8. Bölüm"Yenilgi"

34 6 27
                                    

Yeni bölüm geldi
Bu haftanın ikinci bölümü

Arkadaşlar kitap okunma almıyor. Eğer kitabı okunma almazsa yayından kaldıracağımı söylemiştim. Galiba bu gidişle öyle olacak. Lütfen kitabı okuduktan sonra beğenip ne düşündüğünü yorum olarak yazın çünkü sizin ne düşündüğünüzü öğrenmek istiyorum ve ona göre kitabı düzenlemeye çalışıyorum. Yapabilirseniz kitabı arkadaşlarınıza da önerip bana destek olabilirsiniz.

Keyifli okumalar:)

Ruhumun parçalanan kısmından gelen uyarı bedenime akın etmişti. İnsan ölmek ister ya ama ölemez, tam olarak o durumdaydım. Ölmezsem yaşayacaklarımın ne kadar acı vereceğini, ne kadar beni pişman edeceğini biliyordum.

Yakalandıktan sonra duyduğum o ses henüz açmadığım gözümden bir damla gelmesine neden oldu. Gözlerimi açmaya çalıştım. Yavaş yavaş göz kapaklarımı aralarken şimdiden pişman olmuştum. Bedenimde tarifsiz bir acı kendini yoklarken gözlerimi tamamen açmıştım.

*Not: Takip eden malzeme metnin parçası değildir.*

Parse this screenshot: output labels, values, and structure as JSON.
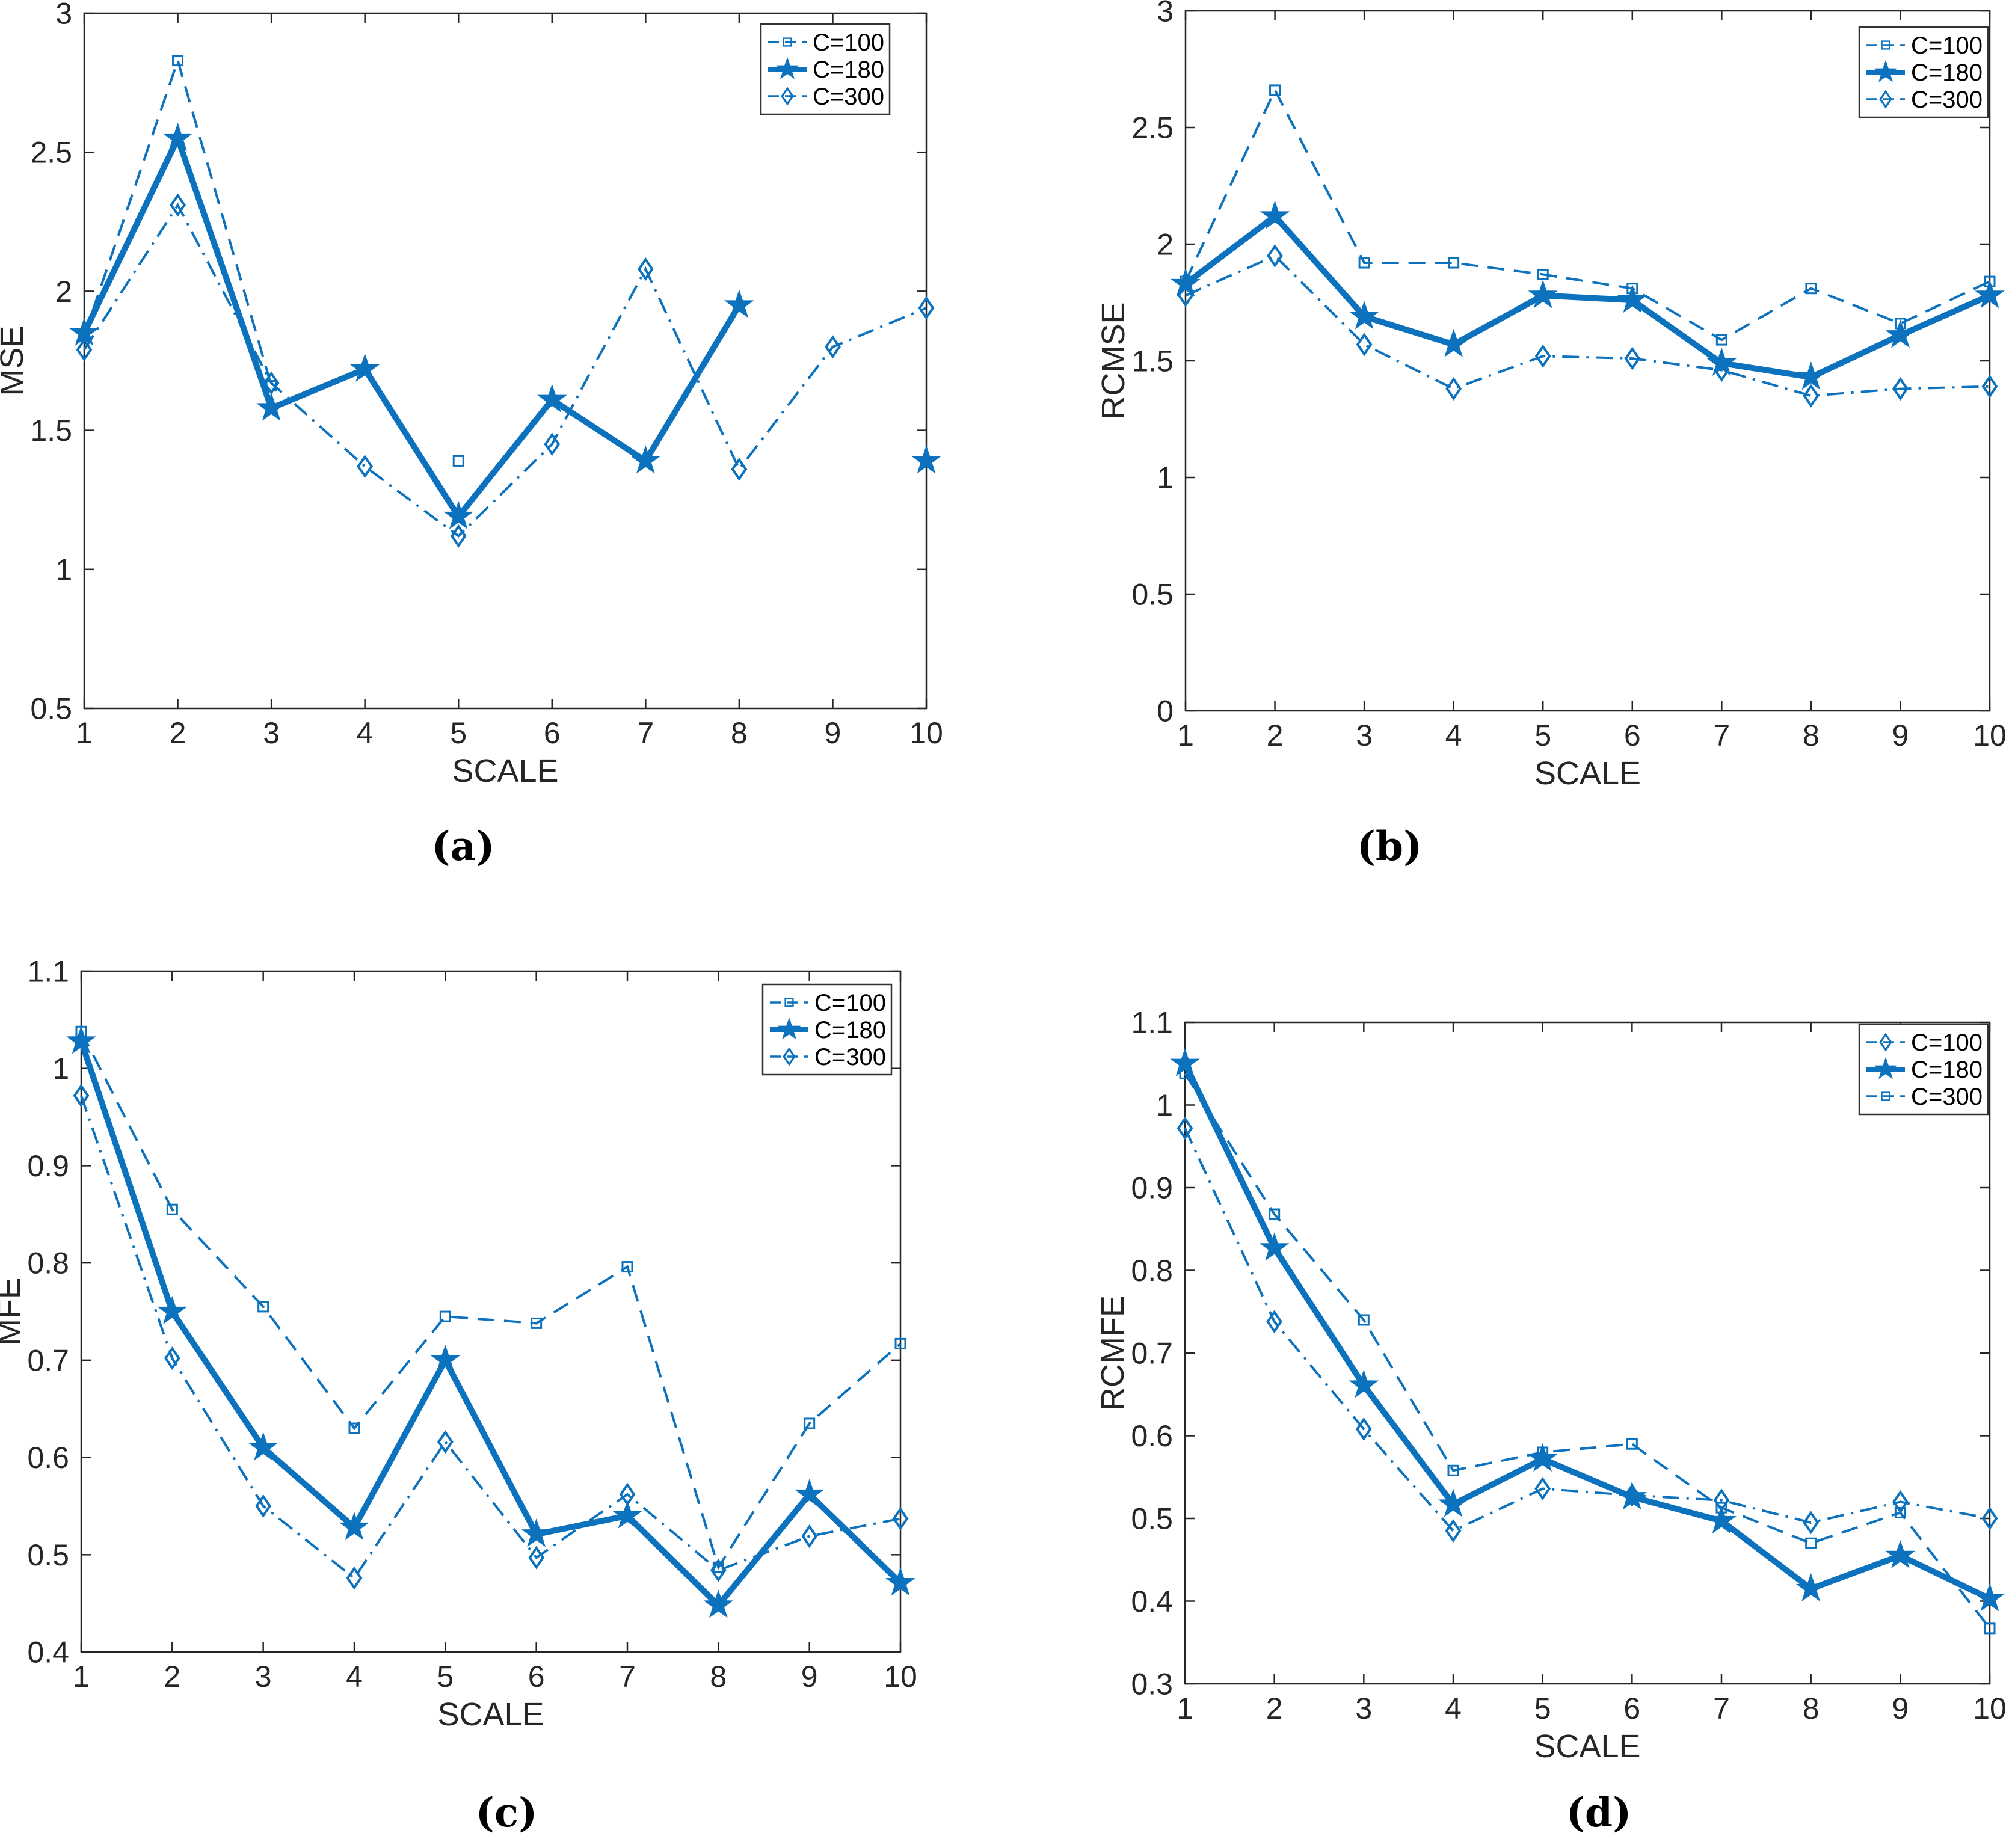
{
  "figure": {
    "background": "#ffffff",
    "accent_color": "#0d72bd",
    "axis_color": "#262626",
    "captions": {
      "a": "(a)",
      "b": "(b)",
      "c": "(c)",
      "d": "(d)"
    }
  },
  "chart_data": [
    {
      "id": "a",
      "type": "line",
      "caption": "(a)",
      "xlabel": "SCALE",
      "ylabel": "MSE",
      "x": [
        1,
        2,
        3,
        4,
        5,
        6,
        7,
        8,
        9,
        10
      ],
      "xticklabels": [
        "1",
        "2",
        "3",
        "4",
        "5",
        "6",
        "7",
        "8",
        "9",
        "10"
      ],
      "xlim": [
        1,
        10
      ],
      "ylim": [
        0.5,
        3
      ],
      "yticks": [
        0.5,
        1,
        1.5,
        2,
        2.5,
        3
      ],
      "yticklabels": [
        "0.5",
        "1",
        "1.5",
        "2",
        "2.5",
        "3"
      ],
      "grid": false,
      "legend_position": "top-right",
      "series": [
        {
          "name": "C=100",
          "marker": "square",
          "linestyle": "dashed",
          "values": [
            1.84,
            2.83,
            1.66,
            null,
            1.39,
            null,
            null,
            null,
            null,
            null
          ]
        },
        {
          "name": "C=180",
          "marker": "star",
          "linestyle": "solid",
          "values": [
            1.85,
            2.55,
            1.58,
            1.72,
            1.19,
            1.61,
            1.39,
            1.95,
            null,
            1.39
          ]
        },
        {
          "name": "C=300",
          "marker": "diamond",
          "linestyle": "dashdot",
          "values": [
            1.79,
            2.31,
            1.67,
            1.37,
            1.12,
            1.45,
            2.08,
            1.36,
            1.8,
            1.94
          ]
        }
      ]
    },
    {
      "id": "b",
      "type": "line",
      "caption": "(b)",
      "xlabel": "SCALE",
      "ylabel": "RCMSE",
      "x": [
        1,
        2,
        3,
        4,
        5,
        6,
        7,
        8,
        9,
        10
      ],
      "xticklabels": [
        "1",
        "2",
        "3",
        "4",
        "5",
        "6",
        "7",
        "8",
        "9",
        "10"
      ],
      "xlim": [
        1,
        10
      ],
      "ylim": [
        0,
        3
      ],
      "yticks": [
        0,
        0.5,
        1,
        1.5,
        2,
        2.5,
        3
      ],
      "yticklabels": [
        "0",
        "0.5",
        "1",
        "1.5",
        "2",
        "2.5",
        "3"
      ],
      "grid": false,
      "legend_position": "top-right",
      "series": [
        {
          "name": "C=100",
          "marker": "square",
          "linestyle": "dashed",
          "values": [
            1.84,
            2.66,
            1.92,
            1.92,
            1.87,
            1.81,
            1.59,
            1.81,
            1.66,
            1.84
          ]
        },
        {
          "name": "C=180",
          "marker": "star",
          "linestyle": "solid",
          "values": [
            1.83,
            2.12,
            1.69,
            1.57,
            1.78,
            1.76,
            1.49,
            1.43,
            1.61,
            1.78
          ]
        },
        {
          "name": "C=300",
          "marker": "diamond",
          "linestyle": "dashdot",
          "values": [
            1.78,
            1.95,
            1.57,
            1.38,
            1.52,
            1.51,
            1.46,
            1.35,
            1.38,
            1.39
          ]
        }
      ]
    },
    {
      "id": "c",
      "type": "line",
      "caption": "(c)",
      "xlabel": "SCALE",
      "ylabel": "MFE",
      "x": [
        1,
        2,
        3,
        4,
        5,
        6,
        7,
        8,
        9,
        10
      ],
      "xticklabels": [
        "1",
        "2",
        "3",
        "4",
        "5",
        "6",
        "7",
        "8",
        "9",
        "10"
      ],
      "xlim": [
        1,
        10
      ],
      "ylim": [
        0.4,
        1.1
      ],
      "yticks": [
        0.4,
        0.5,
        0.6,
        0.7,
        0.8,
        0.9,
        1.0,
        1.1
      ],
      "yticklabels": [
        "0.4",
        "0.5",
        "0.6",
        "0.7",
        "0.8",
        "0.9",
        "1",
        "1.1"
      ],
      "grid": false,
      "legend_position": "top-right",
      "series": [
        {
          "name": "C=100",
          "marker": "square",
          "linestyle": "dashed",
          "values": [
            1.038,
            0.855,
            0.755,
            0.63,
            0.745,
            0.738,
            0.796,
            0.487,
            0.635,
            0.717
          ]
        },
        {
          "name": "C=180",
          "marker": "star",
          "linestyle": "solid",
          "values": [
            1.028,
            0.75,
            0.61,
            0.528,
            0.7,
            0.521,
            0.54,
            0.448,
            0.562,
            0.471
          ]
        },
        {
          "name": "C=300",
          "marker": "diamond",
          "linestyle": "dashdot",
          "values": [
            0.972,
            0.702,
            0.55,
            0.476,
            0.616,
            0.497,
            0.562,
            0.484,
            0.519,
            0.537
          ]
        }
      ]
    },
    {
      "id": "d",
      "type": "line",
      "caption": "(d)",
      "xlabel": "SCALE",
      "ylabel": "RCMFE",
      "x": [
        1,
        2,
        3,
        4,
        5,
        6,
        7,
        8,
        9,
        10
      ],
      "xticklabels": [
        "1",
        "2",
        "3",
        "4",
        "5",
        "6",
        "7",
        "8",
        "9",
        "10"
      ],
      "xlim": [
        1,
        10
      ],
      "ylim": [
        0.3,
        1.1
      ],
      "yticks": [
        0.3,
        0.4,
        0.5,
        0.6,
        0.7,
        0.8,
        0.9,
        1.0,
        1.1
      ],
      "yticklabels": [
        "0.3",
        "0.4",
        "0.5",
        "0.6",
        "0.7",
        "0.8",
        "0.9",
        "1",
        "1.1"
      ],
      "grid": false,
      "legend_position": "top-right",
      "series": [
        {
          "name": "C=100",
          "marker": "diamond",
          "linestyle": "dashdot",
          "values": [
            0.972,
            0.738,
            0.608,
            0.485,
            0.536,
            0.528,
            0.522,
            0.495,
            0.52,
            0.5
          ]
        },
        {
          "name": "C=180",
          "marker": "star",
          "linestyle": "solid",
          "values": [
            1.05,
            0.827,
            0.661,
            0.517,
            0.572,
            0.526,
            0.497,
            0.415,
            0.455,
            0.403
          ]
        },
        {
          "name": "C=300",
          "marker": "square",
          "linestyle": "dashed",
          "values": [
            1.038,
            0.868,
            0.74,
            0.558,
            0.58,
            0.59,
            0.513,
            0.47,
            0.507,
            0.367
          ]
        }
      ]
    }
  ]
}
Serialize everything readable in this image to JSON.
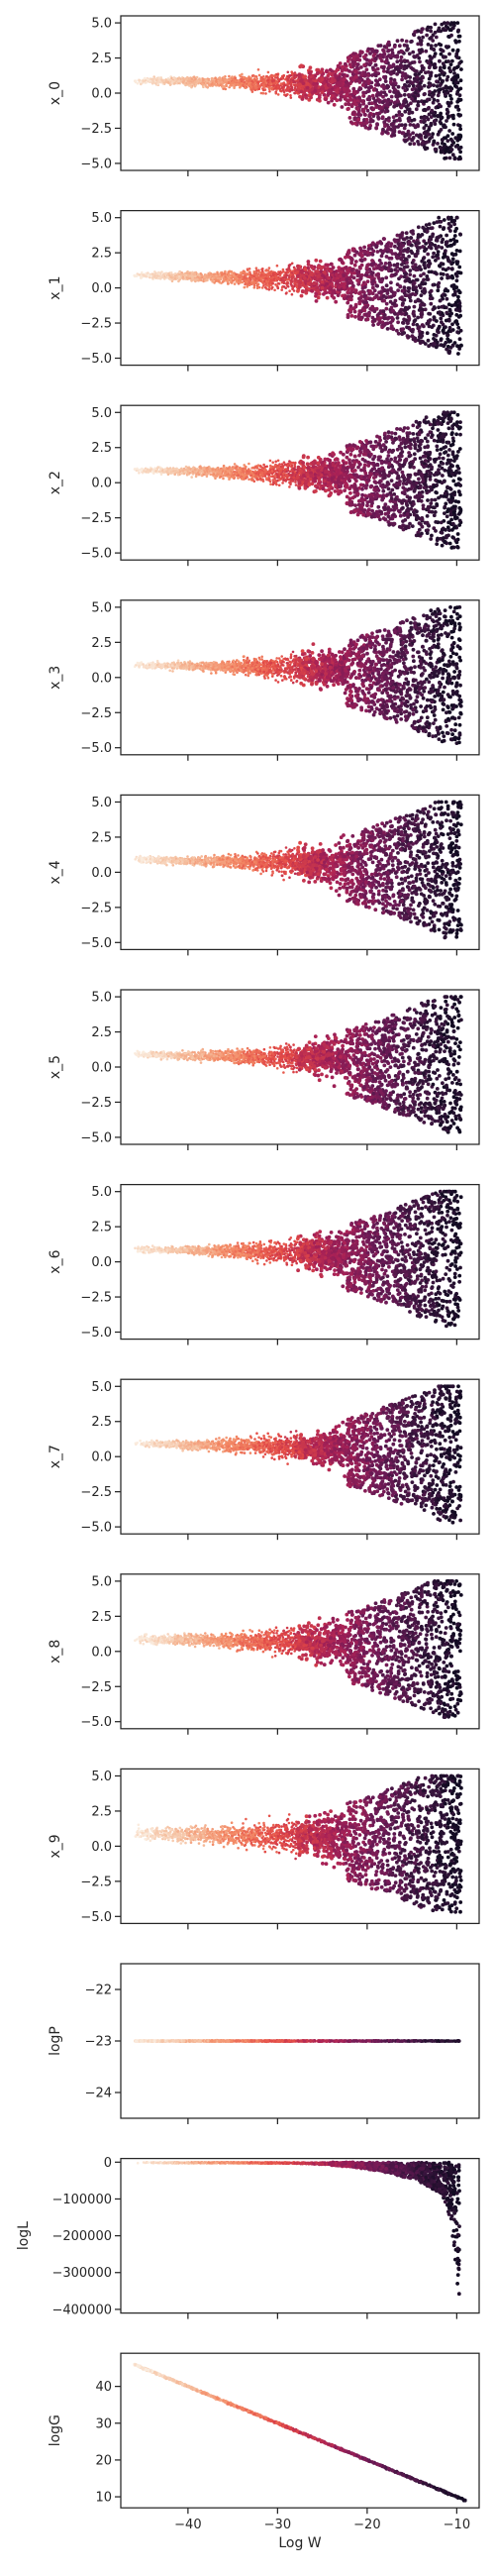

Kaçma girişimde bulunup kaçamamıştım. Üstelik Aram'a yakalanmıştım. Görüş açıma tavan girdiğinde kafamı yavaş hareketlerle sağıma çevirdim. Yine aynı yerde, Aram'ın evinde, olduğumu anladığımda ağlamaya başladım. Olmamıştı, yapamamıştım, becerememiştim. Sol kolumdaki serumu önemsemeden yatakta oturur pozisyona gelip sırtımı yatak başlığına yasladım.

Sağ koluma baktığımda sarılmış olduğunu görmemle ağlamam şiddetlendi. Çocuktum daha, bu acı bana fazlaydı. Başkasının hatasına kurban gitmem adiceydi. Okuluma gidip geliyordum en son. Bir anda ne olduğunu anlamadan bu eve geldim ve eve gelmemin sebebi abimin yaptığı hataları telafi etmemdi. Telafi dediğime bakmayın, öldürülmem gerekiyordu.

Sol elimle gözümdeki yaşları sildiğinde kapı açıldı. Gelenin kim olduğuna bakmak için o tarafa baktığımda 40'lı yaşlarında bir kadın olduğunu görmemle rahatladım. Kadın odaya gelip bana baktığında "Uynamışsın, Aram Bey' e haber verip geliyorum kızım." diyerek kapıdan çıktığında kalbimin atışını ister istemez arttığını hissettim.

Bir kaç dakika sonra o kadın ve yanında doktor olduğunu düşündüğüm kişi içeriye geldi. Doktor önce ağrımın olup olmadığını sordu sonra koluma dokunup hissedip hissetmediğimi sordu. Serumu çıkarıp "Durumunuz iyi, iki gün kolunuzda ağrı hissedebilirsiniz ama kolunuzda ciddi bir yaralanma yok. Cam kemiğe değil etinize sağlanmış. Ağır işler yapmayın ve verdiğim ilaçları kullanın. Geçmiş olsun." diyerek çıkıp gitti.

Kadın "Adın Arin di değil mi kızım?" diyerek yanımdaki koltuğa oturdu. Kafamı ona çevirip tebessüm ederek
"Evet abla, adım Arin." diyerek kadına baktım. Kadın da bana gülümseme göstererek "Memnun oldum kızım, ben de Feride." dedi. "Ben de memnun oldum Feride abla." diyip önüme döndüm. Feride abla yerinden kalkıp gittiğine arkasından bakıp ofladım. Canım sıkılıyordu.

Bir kaç dakika sonra Feride abla elinde tepsiyle içeri geldi. Koltuğa oturup tepsiyi dizlerimin üztüne bıraktı. Muhtemelen sağ elim yaralandığı için o bana yemek yedirecekti. Eline kaşığı alıp kaseye daldırdıktan sonra kaşığı dudaklarımın yanına getirdi. Aç olduğum için itiraz etmden kafamı öne eğip kaşıktaki yemeği yedim.

Sahi ne zamandır uyuyordum? Aklıma gelen soruyla Feride ablaya baktım. "Abla ben ne zamandır uyuyorum?" diye soruverdim. Feride abla gözlerime bakıp "3.günün dolmak üzere." dediğine gözlerimi şok olmuş bir şekilde açtım. Duyduğum cevap kulaklarımdan beynime gittiğinde ne ara o kadar uyudum diye sormadan edemedim. Kafamı sallayıp şaşkınlığımı bir kenara bıraktım.